Le nuove malattie dei russi
Su un giornale che parla di salute (ci sono anche in Russia, hanno successo, visto anche che i russi amano da sempre curarsi da soli e seguendo spesso medicine non tradizionali) si affronta, con serieta’ e impegno, il problema delle nuove malattie che stanno colpendo i russi in seguito alla rivoluzione in campo economico. Prima, con il comunismo, la vita era in fondo molto tranquilla (troppo, direbbero molti), tutto era garantito anche se con qualita’ bassa e grandi tempi di attesa. La malattia tipica (ma non tutti la chiamavano cosi’…) era l’alcolismo (come biasimarli, chissa’ che noia!). Oggi invece tutto va guadagnato. La vita e’ diventata lotta e, anche, giungla, ma i problemi non sono solo per chi deve arrovellarsi per non dover rischiare di finire alle fermate della metropolitana a chiedere l’elemosina, emergono anche le difficolta’ per chi e’ ricco e troppo agiato.
Ma ecco, in particolare, cosa si dice (anzi scrive) sulla rivista.
Sono tre le malattie che si stanno diffondendo e devono destare preoccupazione:
- La sindrome della ricchezza inaspettata.
Finalmente i soldi arrivano, e copiosamente, sui conti correnti (si fa per dire, perche’ qui si viaggia ancora in contanti, la gente sembra fidarsi solo di quelli), gli affari vanno bene. Ma con gli affari arrivano anche gli affanni: il gruzzoletto messo da parte fa gola a tanti, c’e’ da difendersi con i denti da mafiosi vari che chiedono il pizzo, burocrati corrotti sempre piu’ esosi, ladri (anche qui si comincia a sentire di porte forzate e appartamenti svaligiati). Senza parlare degli sforzi per mantenere quello che si e’ conquistato dalle manovre della concorrenza, sempre piu’ agguerrita, dello Stato, che, a fatica ma si sta organizzando, e altri. Risultato: paure (perdere tutto, essere ucciso, essere rapito o picchiato), ansie, stress, pressione alta.
- La vita rimandata.
Un successo tira l’altro, si dice. Si dichiarava: “Voglio arrivare la’, raggiungere quell’obiettivo e poi godermelo”. Ma poi, raggiunto l’obiettivo (la casa, l’automobile nuova, l’apertura di nuove filiali, l’introduzione in un nuovo mercato, etc.) non ci si accontenta, si pensa “Perche’ fermarmi qui? Visto che sono sulla strada buona perche’ non aggiungere un piccolo sforzo e conquistare una meta ancor piu’ grande?” E cosi’ si lavora e si lavora in continuazione, ma non si gode niente: la ferie vengono rimandate in continuazione, i week end si passano in ufficio o, altrimenti, alla dacia ma con i pensieri fissi al lavoro, non si fanno figli, non si seguono gli attuali che stanno crescendo (e che, ci eravamo detti, sara’ bellissimo seguire e aiutare nella loro crescita).
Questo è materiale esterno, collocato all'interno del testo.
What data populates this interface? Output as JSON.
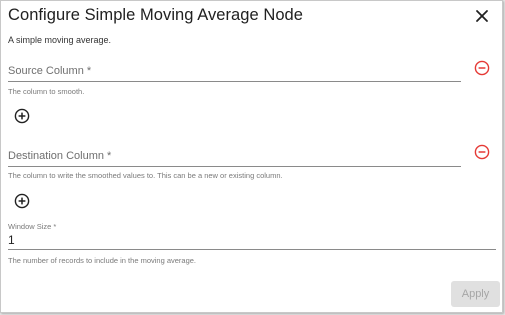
{
  "dialog": {
    "title": "Configure Simple Moving Average Node",
    "subtitle": "A simple moving average."
  },
  "fields": {
    "source": {
      "label": "Source Column *",
      "helper": "The column to smooth."
    },
    "destination": {
      "label": "Destination Column *",
      "helper": "The column to write the smoothed values to. This can be a new or existing column."
    },
    "window_size": {
      "label": "Window Size *",
      "value": "1",
      "helper": "The number of records to include in the moving average."
    }
  },
  "actions": {
    "apply_label": "Apply"
  },
  "colors": {
    "remove_icon": "#e53935",
    "add_icon": "#212121",
    "apply_disabled_bg": "#e0e0e0",
    "apply_disabled_text": "#a6a6a6"
  },
  "icons": {
    "close": "close-icon",
    "remove": "remove-circle-outline-icon",
    "add": "add-circle-outline-icon"
  }
}
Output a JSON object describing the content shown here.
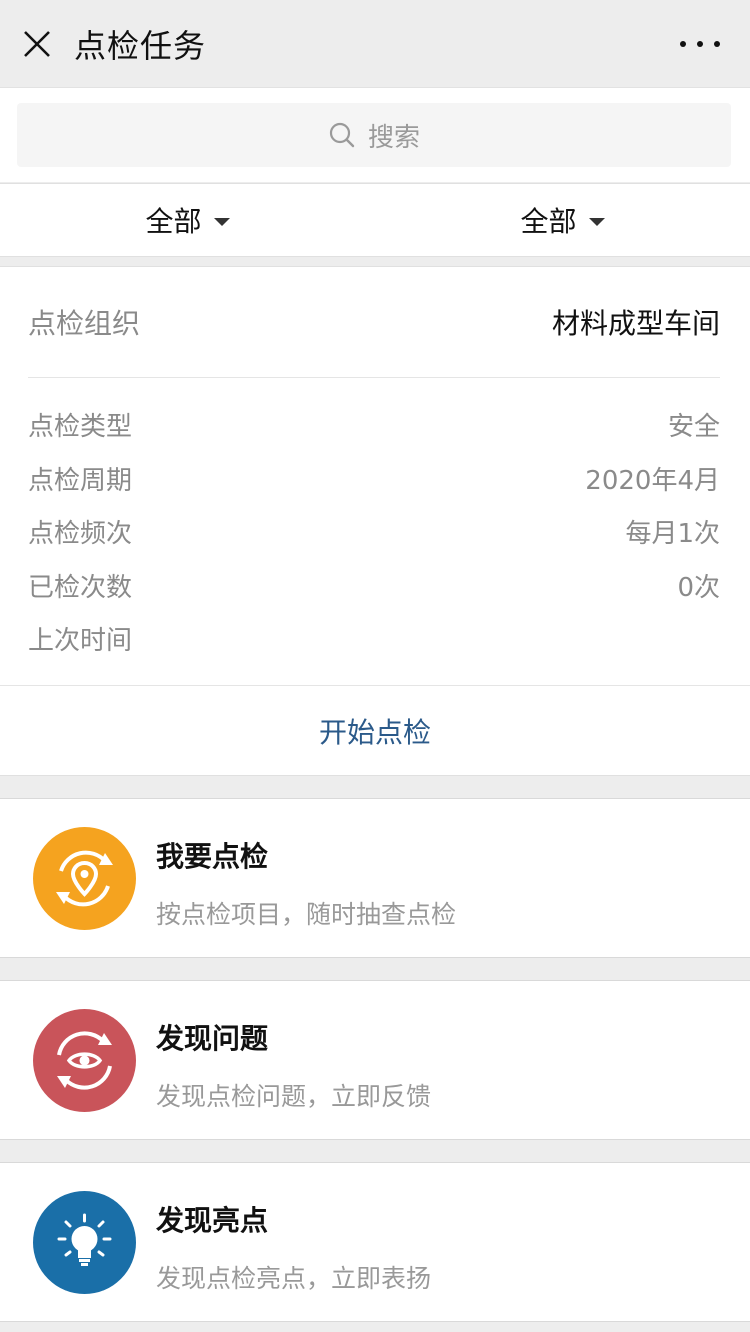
{
  "header": {
    "title": "点检任务"
  },
  "search": {
    "placeholder": "搜索"
  },
  "filters": [
    {
      "label": "全部"
    },
    {
      "label": "全部"
    }
  ],
  "info": {
    "org_label": "点检组织",
    "org_value": "材料成型车间",
    "details": [
      {
        "label": "点检类型",
        "value": "安全"
      },
      {
        "label": "点检周期",
        "value": "2020年4月"
      },
      {
        "label": "点检频次",
        "value": "每月1次"
      },
      {
        "label": "已检次数",
        "value": "0次"
      },
      {
        "label": "上次时间",
        "value": ""
      }
    ],
    "start_label": "开始点检"
  },
  "actions": [
    {
      "title": "我要点检",
      "subtitle": "按点检项目，随时抽查点检",
      "icon": "location-refresh-icon",
      "color": "#f5a31f"
    },
    {
      "title": "发现问题",
      "subtitle": "发现点检问题，立即反馈",
      "icon": "eye-refresh-icon",
      "color": "#c9545a"
    },
    {
      "title": "发现亮点",
      "subtitle": "发现点检亮点，立即表扬",
      "icon": "lightbulb-icon",
      "color": "#1a6fa8"
    }
  ]
}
- La perdita della sensibilita’
Si ha tutto, quello che una volta si acquistava con sforzo e tanta attesa ora si ha subito e senza faticare. Si sono soddisfatti i sensi, con vere e proprie scorpacciate, che di piu’ non si puo’. Non c’e’ piu’ quasi nulla che non possa essere agevolmente acquistato (e infatti lo si fa), si nuota nell’abbondanza. Ma non si e’ per niente piu’ felici di prima, anzi. Si e’ invece perennemente annoiati, la soglia della sensibilita’ si alza paurosamente, si e’ tentati di spingersi sempre piu’ verso il limite. E intanto non si riescono piu’ a godere le cose belle e semplici della vita: la natura, gli amici, camminare, guardarsi attorno, gustarsi pane e salame.
Di rimedi a queste malattie, a quanto pare, non ce ne sono tanti, a giudicare, almeno, da quelli proposti dalla rivista: fare come insegna un certo tal miliardario americano, e cioe’ cercare di fare una vita normale: lavare i piatti, portar fuori il cane per la passeggiata, etc. e aiutare, ogni tanto, chi e’ piu’ povero. Va bene, bello, ma perche’ mai allora uno dovrebbe diventare miliardario?